La hausse du prix du pass Navigo en Ile-de-France pourrait avoir des conséquences non-négligeables. C’est pourquoi, le groupe des communistes, écologistes et citoyens au Conseil régional de la région tire la sonnette d’alarme.

Prix du pass Navigo à 100 euros

Selon la présidente d’Ile-de-France Mobilités ou IDFM, Valérie Pécresse, le pass Navigo à 100 euros n’est pas une fatalité. Elle veut empêcher que le montant soit trop élevé et propose des solutions et dit non au forfait Navigo de 100 euros par mois. D’après elle, il existe de nombreux moyens de réduire les effets de la hausse sur les usagers. En effet, ces derniers ne devraient pas subir le besoin de financement complémentaire.

En fait, la présidente veut juste que l’Etat fasse plus d’efforts. En ce sens, elle voudrait que la taxe du TVA sur les transports en commun baisse de 5,5%. De même, elle propose de relever les taux de plafonds du versement mobilité payé par les entreprises. Enfin, elle appelle également la RATP et la SNCF à réduire le coût des contrats en échange d’un allongement de ces derniers.

En fait, la présidente compte beaucoup sur une augmentation des contributions totales des collectivités membres d’Ile-de-France Mobilité. Elle espère réduire l’effort demandé aux voyageurs avec ces propositions. Toutefois, tout cela ne va pas empêcher complètement une hausse. D’ailleurs, la dernière augmentation remonte déjà à 2017.

Augmentation jugée comme « Une Aberration écolo et sociale »

Pour le groupe des communistes, écologistes et citoyens au Conseil régional d’Ile-de-France, cette hausse est une aberration écolo et sociale.
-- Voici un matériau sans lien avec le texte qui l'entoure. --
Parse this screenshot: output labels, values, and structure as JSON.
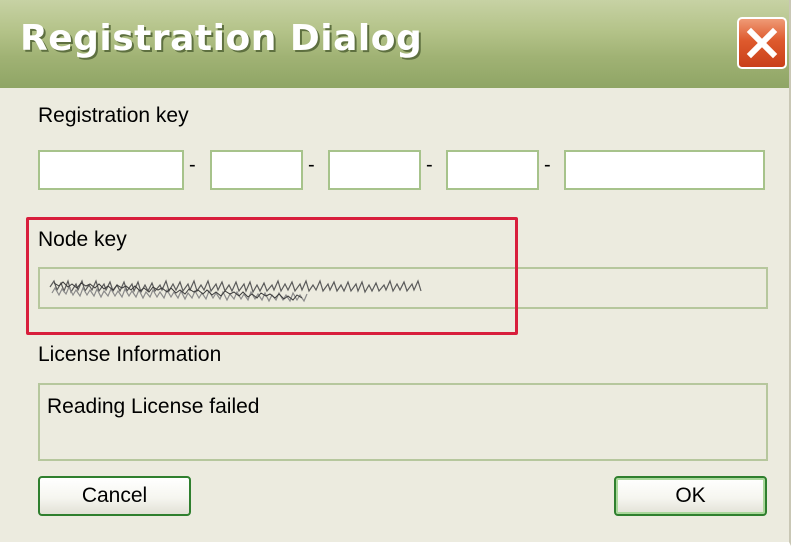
{
  "window": {
    "title": "Registration Dialog",
    "close_icon": "close-icon"
  },
  "registration": {
    "label": "Registration key",
    "separator": "-",
    "fields": [
      "",
      "",
      "",
      "",
      ""
    ]
  },
  "node_key": {
    "label": "Node key",
    "value_obscured": true
  },
  "license": {
    "label": "License Information",
    "text": "Reading License failed"
  },
  "buttons": {
    "cancel": "Cancel",
    "ok": "OK"
  },
  "colors": {
    "title_bar": "#a0b274",
    "dialog_bg": "#ecebdf",
    "close_button": "#de5a2d",
    "field_border": "#a7c38b",
    "highlight": "#d81e3c",
    "button_border": "#2f7f2e"
  }
}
En effet, ils n’ont pas caché leur mécontentement en sortant d’une réunion de la commission économique et tarifaire d’Ile-de-France mobilités.

Ils n’acceptent pas du tout le fait que le prix du pass Navigo passera bientôt à 90 euros par mois. Selon le groupement, cette nouvelle va pousser entre 30 000 et 40 000 personnes à se détourner du service.

Cependant, il n’y a pas que le pass Navigo qui a augmenté. En effet, le ticket T, forfait Paris Visite et le ticket jeunes ont également vu leurs prix s’envoler. Ainsi, l’IDFM craint une perte de 20 millions sur les 400 000 titres cours délivrés par an.